After laying down some new firmware in a very specific order, and don’t ask me to venture down that road now, it’d be like flying blind, the UCS system is alive and running well. I fire up my lone guest and have him chug away just like before. Twent four hours later and he’s still running, no servers are offline, REJOICE! So, it’s very apparent the new firmware fixed something, but what exactly? Your guess is as good as mine, if not better.
I’m always wanting to up the ante and try harder, so I cloned my guest three times, for a total of four guests, but I also gave each 4 vCPUs and two 8GB of RAM and two with 4. The reason for this is I tested our four internally supported OSs: 2003 & 2008, x86 and x64 (this is why two had 4gb, the addressing limitation). Simple math says we’ll be using 16 vCPUs and 24GB of RAM. These Xeon CPUs are quad-core with hyperthreading, for a total of 8 cores per blade, 16 total threads per blade, so it should be able to handle it.

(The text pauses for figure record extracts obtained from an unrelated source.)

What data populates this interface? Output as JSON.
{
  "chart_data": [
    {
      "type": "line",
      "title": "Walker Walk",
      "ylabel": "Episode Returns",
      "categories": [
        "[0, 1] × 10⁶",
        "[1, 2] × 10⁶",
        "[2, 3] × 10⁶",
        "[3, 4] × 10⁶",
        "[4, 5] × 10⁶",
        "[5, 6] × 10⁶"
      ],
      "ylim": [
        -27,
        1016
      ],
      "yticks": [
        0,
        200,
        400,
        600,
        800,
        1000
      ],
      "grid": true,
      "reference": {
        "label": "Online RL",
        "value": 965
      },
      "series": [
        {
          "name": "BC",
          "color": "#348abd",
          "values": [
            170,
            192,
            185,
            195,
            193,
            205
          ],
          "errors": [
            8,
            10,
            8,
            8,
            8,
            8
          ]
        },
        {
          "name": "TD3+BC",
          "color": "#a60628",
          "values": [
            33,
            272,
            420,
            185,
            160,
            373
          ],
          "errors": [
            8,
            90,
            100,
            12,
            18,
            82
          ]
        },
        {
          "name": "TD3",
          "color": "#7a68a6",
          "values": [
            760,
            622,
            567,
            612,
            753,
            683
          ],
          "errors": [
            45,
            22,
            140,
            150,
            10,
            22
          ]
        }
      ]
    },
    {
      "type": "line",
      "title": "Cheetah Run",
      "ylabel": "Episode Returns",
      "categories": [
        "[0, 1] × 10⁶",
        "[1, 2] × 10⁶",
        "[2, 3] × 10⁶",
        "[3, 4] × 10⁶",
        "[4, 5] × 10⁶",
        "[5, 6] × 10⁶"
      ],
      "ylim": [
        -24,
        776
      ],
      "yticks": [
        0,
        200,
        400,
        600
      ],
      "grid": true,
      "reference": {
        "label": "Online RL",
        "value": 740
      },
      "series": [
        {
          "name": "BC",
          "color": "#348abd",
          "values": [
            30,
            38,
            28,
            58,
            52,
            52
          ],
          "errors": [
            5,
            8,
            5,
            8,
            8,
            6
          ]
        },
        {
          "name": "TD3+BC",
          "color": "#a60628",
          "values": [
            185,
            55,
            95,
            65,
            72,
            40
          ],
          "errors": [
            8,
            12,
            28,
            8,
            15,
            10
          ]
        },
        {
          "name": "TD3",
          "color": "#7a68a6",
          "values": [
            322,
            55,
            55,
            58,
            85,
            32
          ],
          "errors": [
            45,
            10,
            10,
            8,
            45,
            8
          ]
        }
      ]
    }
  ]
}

Now, since we have 4 vCPUs within the guest, I needed something more than before. I took my regular two scripts, factoring and the mass instantiation of calc.exe, then added two more similar to the calc that launched notepad.exe and mspaint.exe. So now it’s launching 852 calcs, 852 notepads, and 852 paints, on top of factoring, so yeah, it’s pretty slammed.
My results were different, however, my host still went into the Not Responding state, but that was the only one affected, and I was able to kill it after 6 hours like clock work. It’s obvious the firmware fixed something, but it’s not ‘golden’, imo. True, my guests were asking for all RAM the system had available, but don’t all true virtualization environments over provision? I watched and it wasn’t fully maxing out the RAM at the host level, but it sure did come close.
To be fair, I decided to try this exact same test on a Dell M610. I couldn’t do it exactly the same, as I don’t have CNAs in the Dell, and the storage back-end in my lab is iSCSI, but it’s the closest thing I’ve got. I decided to also throw more at the Dell and created one more 2008 x64 guest with 4 vCPU and 8GB of RAM.
I started the exact same 4 powershell command lines on December 17th, went on vacation for two weeks, came back, and forgot about it for another week. So after about a month, I check on my five guests and they’re all still running like a champ! The host is still extremely responsive, and to top it off, one of my guests finished it’s factoring.
UCS ready for prime time? You be the judge!
One more thought to digest, while my 8 UCS blades were sitting idle with ZERO running guests, one host dropped off and became “Not Responding” again. I powercycled it, kind of ignoring it, since I already pretty much loath UCS, and not even a week later a different host is now “Not Responding”. WTF???? C’mon Cisco, fix yer shit!